Highlights

  • Research interest
  • Projects
  • Work overview

Research Interest

  • Privacy, Deviance, User Influence and Retention in the Social Web
  • Social data mining
  • Semantic web
  • Software Quality & Testing

Research Projects

  • The Good, the Bad and the Deviant in Community Question Answering
  • We focus on abuse reports to characterize the behavior of the good guys vs. bad guys in a popular community-based question answering platform, Yahoo Answers. We defined and validated metrics that reflect the extent to which a user deviates from the typical behavior. The analysis of more than a year of sampled user activity shows that deviant users are not all necessarily bad. Some are (so much so that their accounts will be eventually suspended), while others add value to the community rather than subtract it. We also attempt to understand the association between users privacy concerns as manifested by their account settings and their activity in the CQA platform.

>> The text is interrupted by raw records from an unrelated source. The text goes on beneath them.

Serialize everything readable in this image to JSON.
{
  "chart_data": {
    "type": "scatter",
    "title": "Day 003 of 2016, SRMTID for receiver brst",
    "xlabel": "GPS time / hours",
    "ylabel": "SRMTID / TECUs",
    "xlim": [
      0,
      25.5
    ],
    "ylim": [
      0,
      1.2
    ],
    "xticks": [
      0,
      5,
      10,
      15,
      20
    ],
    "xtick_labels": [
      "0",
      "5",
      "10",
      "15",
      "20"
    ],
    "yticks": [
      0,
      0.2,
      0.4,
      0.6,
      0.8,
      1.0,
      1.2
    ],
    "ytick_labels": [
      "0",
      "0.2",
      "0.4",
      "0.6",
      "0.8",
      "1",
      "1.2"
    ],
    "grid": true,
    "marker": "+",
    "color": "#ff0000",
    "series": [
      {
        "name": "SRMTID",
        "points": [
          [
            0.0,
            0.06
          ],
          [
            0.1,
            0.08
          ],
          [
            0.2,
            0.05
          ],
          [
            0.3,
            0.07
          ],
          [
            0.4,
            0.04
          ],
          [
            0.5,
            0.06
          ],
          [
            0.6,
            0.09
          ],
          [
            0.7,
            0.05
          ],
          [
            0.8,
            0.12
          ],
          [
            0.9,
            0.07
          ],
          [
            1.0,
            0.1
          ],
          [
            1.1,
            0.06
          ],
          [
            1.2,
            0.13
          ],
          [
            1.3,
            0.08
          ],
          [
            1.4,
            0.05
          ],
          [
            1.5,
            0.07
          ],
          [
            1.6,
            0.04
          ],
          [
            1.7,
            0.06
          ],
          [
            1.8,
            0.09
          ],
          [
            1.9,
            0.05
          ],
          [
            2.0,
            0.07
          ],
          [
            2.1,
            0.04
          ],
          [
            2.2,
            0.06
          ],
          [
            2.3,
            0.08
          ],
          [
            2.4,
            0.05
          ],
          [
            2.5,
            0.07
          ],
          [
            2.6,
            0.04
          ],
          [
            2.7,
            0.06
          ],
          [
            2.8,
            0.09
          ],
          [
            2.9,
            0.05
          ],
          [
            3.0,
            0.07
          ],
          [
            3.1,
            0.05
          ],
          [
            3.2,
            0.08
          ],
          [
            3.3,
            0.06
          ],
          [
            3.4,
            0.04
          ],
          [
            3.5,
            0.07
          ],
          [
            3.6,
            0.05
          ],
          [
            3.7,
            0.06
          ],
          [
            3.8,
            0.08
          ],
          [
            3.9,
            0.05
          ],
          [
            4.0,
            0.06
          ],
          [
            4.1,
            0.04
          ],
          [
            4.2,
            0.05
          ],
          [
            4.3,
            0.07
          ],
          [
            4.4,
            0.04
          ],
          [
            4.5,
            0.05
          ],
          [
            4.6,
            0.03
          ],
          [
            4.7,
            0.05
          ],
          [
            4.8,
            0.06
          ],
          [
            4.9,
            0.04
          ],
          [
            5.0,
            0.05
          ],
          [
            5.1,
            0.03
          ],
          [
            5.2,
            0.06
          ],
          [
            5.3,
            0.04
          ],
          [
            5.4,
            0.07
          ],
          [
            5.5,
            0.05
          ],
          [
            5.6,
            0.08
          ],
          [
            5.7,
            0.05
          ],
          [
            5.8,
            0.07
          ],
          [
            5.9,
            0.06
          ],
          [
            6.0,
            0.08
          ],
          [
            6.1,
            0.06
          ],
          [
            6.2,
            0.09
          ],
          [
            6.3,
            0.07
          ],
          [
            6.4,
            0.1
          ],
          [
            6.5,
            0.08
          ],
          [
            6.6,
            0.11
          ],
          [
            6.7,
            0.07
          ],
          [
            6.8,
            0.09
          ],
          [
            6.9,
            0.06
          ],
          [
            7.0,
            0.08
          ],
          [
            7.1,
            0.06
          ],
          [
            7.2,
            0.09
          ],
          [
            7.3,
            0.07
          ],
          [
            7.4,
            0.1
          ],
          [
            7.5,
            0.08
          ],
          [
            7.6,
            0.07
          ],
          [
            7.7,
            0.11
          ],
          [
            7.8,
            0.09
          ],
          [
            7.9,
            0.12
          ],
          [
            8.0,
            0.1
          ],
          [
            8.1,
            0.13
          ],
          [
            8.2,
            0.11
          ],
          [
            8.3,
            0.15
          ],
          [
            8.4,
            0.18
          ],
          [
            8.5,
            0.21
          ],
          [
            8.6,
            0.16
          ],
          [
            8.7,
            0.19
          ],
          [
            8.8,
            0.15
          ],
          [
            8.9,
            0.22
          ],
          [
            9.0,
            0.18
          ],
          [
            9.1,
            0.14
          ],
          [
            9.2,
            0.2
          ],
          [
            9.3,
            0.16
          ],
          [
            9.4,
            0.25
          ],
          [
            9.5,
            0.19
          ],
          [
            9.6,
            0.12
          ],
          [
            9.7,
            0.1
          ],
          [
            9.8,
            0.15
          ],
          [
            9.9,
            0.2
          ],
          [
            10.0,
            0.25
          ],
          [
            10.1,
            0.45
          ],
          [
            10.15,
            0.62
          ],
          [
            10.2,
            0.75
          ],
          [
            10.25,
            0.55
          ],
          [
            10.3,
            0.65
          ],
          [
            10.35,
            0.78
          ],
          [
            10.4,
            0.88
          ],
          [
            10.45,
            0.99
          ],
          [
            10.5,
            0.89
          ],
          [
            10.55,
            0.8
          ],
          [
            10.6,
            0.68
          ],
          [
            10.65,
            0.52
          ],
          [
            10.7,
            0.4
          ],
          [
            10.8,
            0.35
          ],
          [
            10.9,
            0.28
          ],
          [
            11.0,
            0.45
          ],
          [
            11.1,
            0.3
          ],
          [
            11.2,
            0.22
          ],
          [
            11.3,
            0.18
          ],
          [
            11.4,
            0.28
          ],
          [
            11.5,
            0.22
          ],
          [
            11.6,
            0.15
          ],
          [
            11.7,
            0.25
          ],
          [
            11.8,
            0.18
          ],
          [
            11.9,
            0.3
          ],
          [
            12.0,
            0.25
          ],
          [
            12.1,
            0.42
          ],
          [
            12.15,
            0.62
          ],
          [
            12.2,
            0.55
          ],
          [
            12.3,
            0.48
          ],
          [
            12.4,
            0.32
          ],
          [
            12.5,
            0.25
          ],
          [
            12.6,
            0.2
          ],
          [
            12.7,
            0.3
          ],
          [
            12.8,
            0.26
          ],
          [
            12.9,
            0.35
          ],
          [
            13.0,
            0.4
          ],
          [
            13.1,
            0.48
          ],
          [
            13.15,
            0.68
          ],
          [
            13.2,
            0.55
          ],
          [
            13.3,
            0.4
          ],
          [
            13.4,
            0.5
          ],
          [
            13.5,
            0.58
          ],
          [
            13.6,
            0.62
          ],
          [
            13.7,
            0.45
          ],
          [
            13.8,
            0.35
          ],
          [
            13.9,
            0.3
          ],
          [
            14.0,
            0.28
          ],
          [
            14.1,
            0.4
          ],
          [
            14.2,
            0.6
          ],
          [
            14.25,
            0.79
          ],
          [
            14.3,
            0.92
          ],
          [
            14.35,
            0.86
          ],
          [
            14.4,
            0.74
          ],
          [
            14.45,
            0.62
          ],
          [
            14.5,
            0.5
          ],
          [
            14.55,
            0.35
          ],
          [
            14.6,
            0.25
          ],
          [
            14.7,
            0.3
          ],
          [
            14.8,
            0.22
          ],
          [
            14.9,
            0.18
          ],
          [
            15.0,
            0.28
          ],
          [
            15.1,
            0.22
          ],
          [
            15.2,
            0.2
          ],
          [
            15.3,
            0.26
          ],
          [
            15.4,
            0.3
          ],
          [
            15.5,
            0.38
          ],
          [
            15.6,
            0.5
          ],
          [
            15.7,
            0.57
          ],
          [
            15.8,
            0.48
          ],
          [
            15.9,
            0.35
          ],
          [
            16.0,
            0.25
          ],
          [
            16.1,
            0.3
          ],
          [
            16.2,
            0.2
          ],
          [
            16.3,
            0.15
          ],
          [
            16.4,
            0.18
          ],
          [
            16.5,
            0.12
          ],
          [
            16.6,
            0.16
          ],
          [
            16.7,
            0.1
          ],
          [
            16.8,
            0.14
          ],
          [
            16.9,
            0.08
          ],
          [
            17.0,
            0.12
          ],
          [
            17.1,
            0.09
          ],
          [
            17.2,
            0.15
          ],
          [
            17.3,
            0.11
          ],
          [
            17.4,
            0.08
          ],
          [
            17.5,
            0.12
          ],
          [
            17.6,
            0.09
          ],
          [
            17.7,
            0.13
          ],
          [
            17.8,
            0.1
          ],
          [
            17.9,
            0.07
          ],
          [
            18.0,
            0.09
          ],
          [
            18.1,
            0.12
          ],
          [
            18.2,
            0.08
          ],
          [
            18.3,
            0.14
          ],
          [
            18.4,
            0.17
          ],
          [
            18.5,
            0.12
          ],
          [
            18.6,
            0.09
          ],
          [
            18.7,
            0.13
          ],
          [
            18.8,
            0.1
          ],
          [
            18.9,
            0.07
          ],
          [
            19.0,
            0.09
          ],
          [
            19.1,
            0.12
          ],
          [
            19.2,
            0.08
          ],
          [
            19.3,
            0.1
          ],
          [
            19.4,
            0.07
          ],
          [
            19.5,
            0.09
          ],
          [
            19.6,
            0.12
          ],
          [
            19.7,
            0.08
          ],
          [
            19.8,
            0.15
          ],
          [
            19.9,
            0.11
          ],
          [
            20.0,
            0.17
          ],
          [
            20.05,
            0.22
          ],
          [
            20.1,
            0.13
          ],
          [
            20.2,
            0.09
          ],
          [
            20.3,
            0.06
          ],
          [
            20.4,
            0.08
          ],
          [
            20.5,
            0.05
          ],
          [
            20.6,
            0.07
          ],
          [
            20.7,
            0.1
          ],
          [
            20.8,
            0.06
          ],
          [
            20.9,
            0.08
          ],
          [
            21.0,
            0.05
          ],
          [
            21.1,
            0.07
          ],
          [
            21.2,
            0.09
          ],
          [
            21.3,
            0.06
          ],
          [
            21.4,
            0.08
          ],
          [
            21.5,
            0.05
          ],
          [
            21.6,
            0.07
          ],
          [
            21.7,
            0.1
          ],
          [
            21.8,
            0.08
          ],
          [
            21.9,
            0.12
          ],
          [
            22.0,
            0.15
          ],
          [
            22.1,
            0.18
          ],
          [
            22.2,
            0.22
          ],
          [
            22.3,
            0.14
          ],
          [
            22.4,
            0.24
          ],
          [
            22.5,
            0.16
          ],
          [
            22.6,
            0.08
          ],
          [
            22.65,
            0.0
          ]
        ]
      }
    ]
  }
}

  • Retention in Community Blogs
  • Turnover in community blogging is very high, with most people who initially join and start contributing to the community, failing to contribute in the long run. In this project, we ask what factors cause a blogger to continue participating in the community by contributing content (e.g., posts, comments). We crawled a sample of blogger profiles (contributed 91% community posts) from a popular community blogging platform ``Blogster'' and built a predictive model for retention. Our results show that the male and aged (senior) bloggers, who face fewer constraints and have more opportunities in the community are more retained than others. Other bloggers pay a high degree of attention to these retained bloggers through implicit (reading posts) and explicit (writing comments) interactions. We have also found that a blogger has higher retention if her friends have also higher retention and a strong social tie reduces retention imbalance between two blogger friends.

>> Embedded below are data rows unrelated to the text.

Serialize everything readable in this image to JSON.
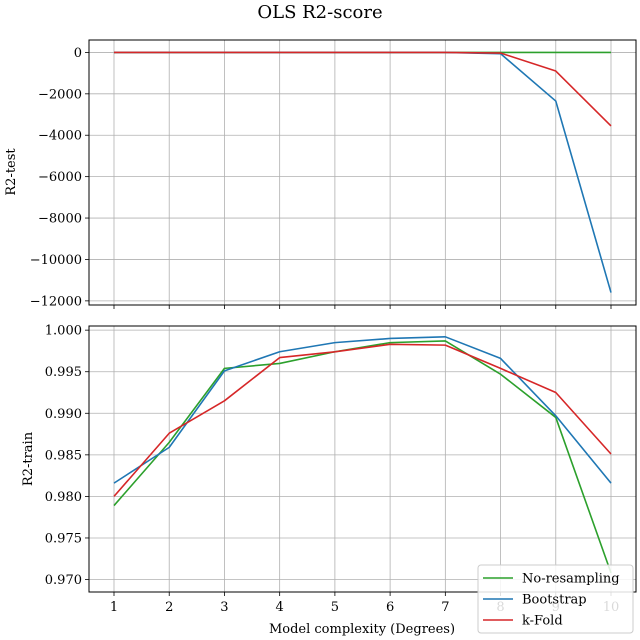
{
  "chart_data": {
    "type": "line",
    "title": "OLS R2-score",
    "xlabel": "Model complexity (Degrees)",
    "x": [
      1,
      2,
      3,
      4,
      5,
      6,
      7,
      8,
      9,
      10
    ],
    "xticks": [
      "1",
      "2",
      "3",
      "4",
      "5",
      "6",
      "7",
      "8",
      "9",
      "10"
    ],
    "legend": {
      "location": "bottom-right",
      "entries": [
        {
          "name": "No-resampling",
          "color": "#2ca02c"
        },
        {
          "name": "Bootstrap",
          "color": "#1f77b4"
        },
        {
          "name": "k-Fold",
          "color": "#d62728"
        }
      ]
    },
    "panels": [
      {
        "id": "test",
        "ylabel": "R2-test",
        "ylim": [
          -12200,
          600
        ],
        "yticks": [
          0,
          -2000,
          -4000,
          -6000,
          -8000,
          -10000,
          -12000
        ],
        "ytick_labels": [
          "0",
          "−2000",
          "−4000",
          "−6000",
          "−8000",
          "−10000",
          "−12000"
        ],
        "grid": true,
        "series": [
          {
            "name": "No-resampling",
            "color": "#2ca02c",
            "values": [
              0.98,
              0.99,
              0.99,
              0.99,
              0.99,
              0.99,
              0.99,
              0.99,
              0.99,
              0.97
            ]
          },
          {
            "name": "Bootstrap",
            "color": "#1f77b4",
            "values": [
              0.98,
              0.98,
              0.99,
              0.99,
              0.99,
              0.99,
              0.99,
              -60,
              -2350,
              -11600
            ]
          },
          {
            "name": "k-Fold",
            "color": "#d62728",
            "values": [
              0.98,
              0.98,
              0.98,
              0.98,
              0.98,
              0.98,
              0.98,
              -30,
              -900,
              -3550
            ]
          }
        ]
      },
      {
        "id": "train",
        "ylabel": "R2-train",
        "ylim": [
          0.9685,
          1.0005
        ],
        "yticks": [
          1.0,
          0.995,
          0.99,
          0.985,
          0.98,
          0.975,
          0.97
        ],
        "ytick_labels": [
          "1.000",
          "0.995",
          "0.990",
          "0.985",
          "0.980",
          "0.975",
          "0.970"
        ],
        "grid": true,
        "series": [
          {
            "name": "No-resampling",
            "color": "#2ca02c",
            "values": [
              0.9789,
              0.9865,
              0.9954,
              0.996,
              0.9974,
              0.9985,
              0.9987,
              0.9947,
              0.9895,
              0.9708
            ]
          },
          {
            "name": "Bootstrap",
            "color": "#1f77b4",
            "values": [
              0.9816,
              0.9859,
              0.9951,
              0.9974,
              0.9985,
              0.999,
              0.9992,
              0.9966,
              0.9897,
              0.9816
            ]
          },
          {
            "name": "k-Fold",
            "color": "#d62728",
            "values": [
              0.98,
              0.9876,
              0.9915,
              0.9967,
              0.9974,
              0.9983,
              0.9982,
              0.9954,
              0.9925,
              0.9851
            ]
          }
        ]
      }
    ]
  }
}
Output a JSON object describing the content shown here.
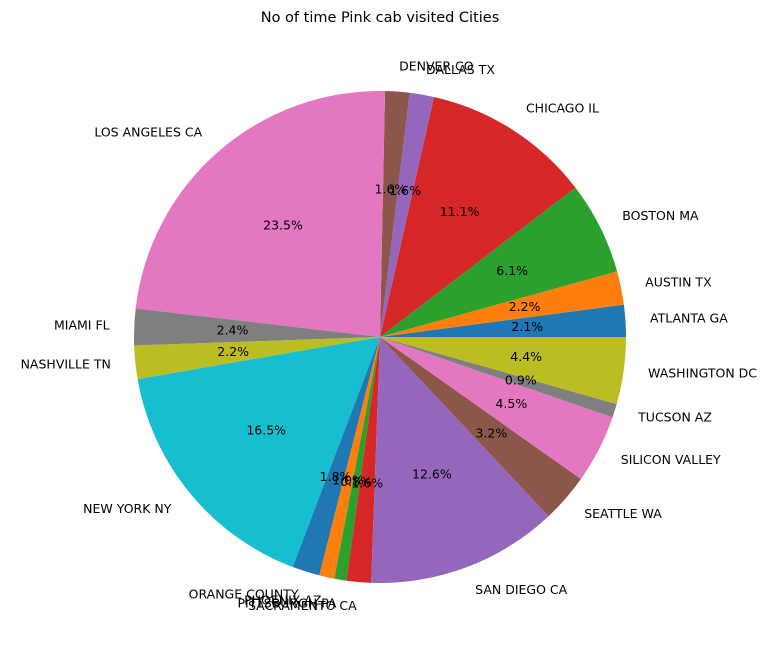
{
  "chart_data": {
    "type": "pie",
    "title": "No of time Pink cab visited Cities",
    "slices": [
      {
        "label": "ATLANTA GA",
        "value": 2.1,
        "pct_label": "2.1%",
        "color": "#1f77b4"
      },
      {
        "label": "AUSTIN TX",
        "value": 2.2,
        "pct_label": "2.2%",
        "color": "#ff7f0e"
      },
      {
        "label": "BOSTON MA",
        "value": 6.1,
        "pct_label": "6.1%",
        "color": "#2ca02c"
      },
      {
        "label": "CHICAGO IL",
        "value": 11.1,
        "pct_label": "11.1%",
        "color": "#d62728"
      },
      {
        "label": "DALLAS TX",
        "value": 1.6,
        "pct_label": "1.6%",
        "color": "#9467bd"
      },
      {
        "label": "DENVER CO",
        "value": 1.6,
        "pct_label": "1.6%",
        "color": "#8c564b"
      },
      {
        "label": "LOS ANGELES CA",
        "value": 23.5,
        "pct_label": "23.5%",
        "color": "#e377c2"
      },
      {
        "label": "MIAMI FL",
        "value": 2.4,
        "pct_label": "2.4%",
        "color": "#7f7f7f"
      },
      {
        "label": "NASHVILLE TN",
        "value": 2.2,
        "pct_label": "2.2%",
        "color": "#bcbd22"
      },
      {
        "label": "NEW YORK NY",
        "value": 16.5,
        "pct_label": "16.5%",
        "color": "#17becf"
      },
      {
        "label": "ORANGE COUNTY",
        "value": 1.8,
        "pct_label": "1.8%",
        "color": "#1f77b4"
      },
      {
        "label": "PHOENIX AZ",
        "value": 1.0,
        "pct_label": "1.0%",
        "color": "#ff7f0e"
      },
      {
        "label": "PITTSBURGH PA",
        "value": 0.8,
        "pct_label": "0.8%",
        "color": "#2ca02c"
      },
      {
        "label": "SACRAMENTO CA",
        "value": 1.6,
        "pct_label": "1.6%",
        "color": "#d62728"
      },
      {
        "label": "SAN DIEGO CA",
        "value": 12.6,
        "pct_label": "12.6%",
        "color": "#9467bd"
      },
      {
        "label": "SEATTLE WA",
        "value": 3.2,
        "pct_label": "3.2%",
        "color": "#8c564b"
      },
      {
        "label": "SILICON VALLEY",
        "value": 4.5,
        "pct_label": "4.5%",
        "color": "#e377c2"
      },
      {
        "label": "TUCSON AZ",
        "value": 0.9,
        "pct_label": "0.9%",
        "color": "#7f7f7f"
      },
      {
        "label": "WASHINGTON DC",
        "value": 4.4,
        "pct_label": "4.4%",
        "color": "#bcbd22"
      }
    ],
    "start_angle_deg": 0,
    "direction": "counterclockwise",
    "legend": "none"
  }
}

  • Aegis: A Semantic Implementation of Privacy as Contextual Integrity in Social Ecosystems
  • Combining and incorporating rich semantics of user social data, which is currently fragmented and managed by proprietary applications, has the potential to more accurately represent a user's social ecosystems. However, social ecosystems raise serious concerns regarding privacy. This project proposes to model privacy as contextual integrity using semantic web tools and focuses on defining default privacy policies, as they have the highest impact on today's systems.

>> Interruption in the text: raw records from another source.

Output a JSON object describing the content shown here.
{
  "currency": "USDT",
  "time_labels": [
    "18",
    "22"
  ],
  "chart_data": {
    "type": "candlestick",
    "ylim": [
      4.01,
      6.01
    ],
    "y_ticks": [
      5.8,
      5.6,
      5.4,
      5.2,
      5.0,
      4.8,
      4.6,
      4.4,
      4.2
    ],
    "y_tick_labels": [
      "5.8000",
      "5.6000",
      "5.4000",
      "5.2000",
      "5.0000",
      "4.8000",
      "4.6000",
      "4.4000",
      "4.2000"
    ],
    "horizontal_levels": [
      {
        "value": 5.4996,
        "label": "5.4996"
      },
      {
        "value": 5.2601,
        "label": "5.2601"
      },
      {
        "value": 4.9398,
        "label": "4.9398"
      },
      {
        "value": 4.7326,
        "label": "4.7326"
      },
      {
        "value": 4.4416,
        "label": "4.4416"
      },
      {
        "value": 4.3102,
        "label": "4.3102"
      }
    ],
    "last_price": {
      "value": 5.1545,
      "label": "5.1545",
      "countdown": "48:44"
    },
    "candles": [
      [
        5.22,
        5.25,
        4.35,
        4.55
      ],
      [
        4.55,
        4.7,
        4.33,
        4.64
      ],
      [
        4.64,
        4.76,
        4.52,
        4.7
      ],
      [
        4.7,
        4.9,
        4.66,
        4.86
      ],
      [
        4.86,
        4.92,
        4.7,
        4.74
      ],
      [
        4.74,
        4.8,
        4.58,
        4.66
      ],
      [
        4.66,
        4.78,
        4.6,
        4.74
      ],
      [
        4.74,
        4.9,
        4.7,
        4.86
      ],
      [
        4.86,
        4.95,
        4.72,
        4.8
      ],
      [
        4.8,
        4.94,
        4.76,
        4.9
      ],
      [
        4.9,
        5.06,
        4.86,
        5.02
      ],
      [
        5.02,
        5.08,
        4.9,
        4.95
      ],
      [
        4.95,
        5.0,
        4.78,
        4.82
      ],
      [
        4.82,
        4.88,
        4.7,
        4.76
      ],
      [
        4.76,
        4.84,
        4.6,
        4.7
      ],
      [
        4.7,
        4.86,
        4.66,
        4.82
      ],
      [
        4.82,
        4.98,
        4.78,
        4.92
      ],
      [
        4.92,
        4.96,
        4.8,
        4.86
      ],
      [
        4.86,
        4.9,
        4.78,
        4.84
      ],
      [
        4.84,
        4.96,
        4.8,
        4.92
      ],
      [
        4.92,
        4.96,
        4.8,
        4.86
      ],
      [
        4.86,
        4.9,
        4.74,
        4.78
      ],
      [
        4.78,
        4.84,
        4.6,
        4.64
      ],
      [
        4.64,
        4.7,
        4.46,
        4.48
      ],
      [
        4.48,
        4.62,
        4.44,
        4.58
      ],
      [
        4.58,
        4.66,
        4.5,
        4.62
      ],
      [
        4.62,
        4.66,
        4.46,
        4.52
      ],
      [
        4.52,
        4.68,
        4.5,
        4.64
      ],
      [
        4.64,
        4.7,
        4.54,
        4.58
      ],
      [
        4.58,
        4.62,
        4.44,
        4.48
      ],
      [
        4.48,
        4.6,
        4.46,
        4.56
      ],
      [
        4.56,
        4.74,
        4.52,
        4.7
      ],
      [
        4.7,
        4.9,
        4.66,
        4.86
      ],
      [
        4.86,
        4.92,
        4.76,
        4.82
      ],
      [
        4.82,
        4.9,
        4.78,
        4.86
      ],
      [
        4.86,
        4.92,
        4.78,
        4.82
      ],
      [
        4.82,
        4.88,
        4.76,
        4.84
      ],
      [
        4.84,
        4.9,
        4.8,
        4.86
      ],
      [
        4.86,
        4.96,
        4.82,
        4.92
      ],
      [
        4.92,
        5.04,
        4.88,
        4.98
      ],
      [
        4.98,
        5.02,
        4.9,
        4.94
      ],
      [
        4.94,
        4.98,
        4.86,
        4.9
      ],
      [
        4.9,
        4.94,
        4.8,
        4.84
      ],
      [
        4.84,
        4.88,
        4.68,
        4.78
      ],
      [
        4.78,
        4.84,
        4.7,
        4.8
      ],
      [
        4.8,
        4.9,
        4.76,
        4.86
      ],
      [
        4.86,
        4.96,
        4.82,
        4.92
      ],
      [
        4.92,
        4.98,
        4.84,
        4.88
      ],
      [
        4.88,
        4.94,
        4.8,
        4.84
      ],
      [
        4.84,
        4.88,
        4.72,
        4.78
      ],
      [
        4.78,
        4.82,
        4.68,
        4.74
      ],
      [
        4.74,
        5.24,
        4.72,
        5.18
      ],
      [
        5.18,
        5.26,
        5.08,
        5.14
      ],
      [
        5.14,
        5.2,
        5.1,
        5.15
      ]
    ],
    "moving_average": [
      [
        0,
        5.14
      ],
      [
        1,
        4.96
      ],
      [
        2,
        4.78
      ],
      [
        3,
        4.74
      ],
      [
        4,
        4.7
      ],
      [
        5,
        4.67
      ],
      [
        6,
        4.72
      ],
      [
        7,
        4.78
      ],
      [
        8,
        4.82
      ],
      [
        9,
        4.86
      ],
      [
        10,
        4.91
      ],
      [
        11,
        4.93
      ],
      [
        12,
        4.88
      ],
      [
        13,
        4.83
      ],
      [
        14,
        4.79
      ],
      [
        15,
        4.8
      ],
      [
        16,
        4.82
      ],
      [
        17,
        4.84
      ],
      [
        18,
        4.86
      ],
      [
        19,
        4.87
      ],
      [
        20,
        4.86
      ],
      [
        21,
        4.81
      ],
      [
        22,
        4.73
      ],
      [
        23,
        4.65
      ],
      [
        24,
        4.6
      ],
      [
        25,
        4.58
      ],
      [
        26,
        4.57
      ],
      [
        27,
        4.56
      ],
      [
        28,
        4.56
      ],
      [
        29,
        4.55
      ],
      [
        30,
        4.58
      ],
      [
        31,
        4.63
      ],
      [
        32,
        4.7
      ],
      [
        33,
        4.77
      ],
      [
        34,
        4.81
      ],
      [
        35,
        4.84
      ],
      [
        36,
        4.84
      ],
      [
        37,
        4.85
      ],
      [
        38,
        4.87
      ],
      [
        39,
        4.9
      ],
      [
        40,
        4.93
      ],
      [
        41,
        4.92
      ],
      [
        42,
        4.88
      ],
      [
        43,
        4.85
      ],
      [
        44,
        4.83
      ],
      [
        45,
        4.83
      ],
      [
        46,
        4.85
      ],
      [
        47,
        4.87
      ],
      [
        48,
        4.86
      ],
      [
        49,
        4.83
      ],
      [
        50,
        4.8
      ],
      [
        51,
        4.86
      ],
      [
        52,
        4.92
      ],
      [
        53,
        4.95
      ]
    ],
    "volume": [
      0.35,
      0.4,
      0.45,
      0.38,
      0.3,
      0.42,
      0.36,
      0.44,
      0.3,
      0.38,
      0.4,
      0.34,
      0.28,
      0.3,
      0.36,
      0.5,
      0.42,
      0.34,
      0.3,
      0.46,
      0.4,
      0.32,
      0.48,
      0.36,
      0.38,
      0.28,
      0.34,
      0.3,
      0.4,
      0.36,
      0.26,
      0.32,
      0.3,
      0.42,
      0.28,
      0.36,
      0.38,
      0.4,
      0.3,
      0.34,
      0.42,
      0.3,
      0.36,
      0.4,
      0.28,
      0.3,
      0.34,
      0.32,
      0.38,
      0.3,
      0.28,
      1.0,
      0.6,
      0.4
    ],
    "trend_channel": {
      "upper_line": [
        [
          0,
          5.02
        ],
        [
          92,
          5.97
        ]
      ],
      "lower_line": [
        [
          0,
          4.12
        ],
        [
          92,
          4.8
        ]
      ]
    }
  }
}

  • Influential Bloggers in a Blogging Community
  • Blogging is a popular activity with high impact on marketing, shaping public opinions, and informing the world about major events from a grassroots point of view. Influential bloggers are recognized by businesses as significant forces for product promotion or demotion, and by oppressive political regimes as serious threats to their power. This work studies the problem of identifying influential bloggers in a blogging community, BlogCatalog, by using network centrality metrics. Our analysis shows that bloggers are connected in a core-periphery network structure, with the highly influential bloggers well connected with each others forming the core, and the non-influential bloggers at the periphery. The six node centrality metrics we analyzed are highly correlated, showing that an aggregate centrality score as a measure of influence will be stable to variations in centrality metrics.

  • Agile Testing: PRAT as a Metric of Testing Quality in Scrum
  • This project presents a metric that measures the quality of the testing process in a Scrum process. As product quality and process quality correlate, improved test quality can ensure high quality products. We propose a metric Product Backlog Rating (PRAT) to assess the testing process in Scrum. PRAT considers complexity of the features to be developed in an iteration of Scrum, assess test ratings and offers a numerical score of the testing process.

  • Test Case Prioritization for Regression Testing
  • Test case prioritization techniques involve scheduling test cases for regression testing in an order that increases their effectiveness at meeting some performance goal. Using information obtained from previous test case execution, prioritization techniques order the test cases for regression testing so that most beneficial are executed first thus allows an improved effectiveness of testing. We leverage fault dependencies and propose techniques/ algorithms for a regression test suite prioritization. We also propose metrics to evaluate the effectiveness of a dependency based prioritization technique.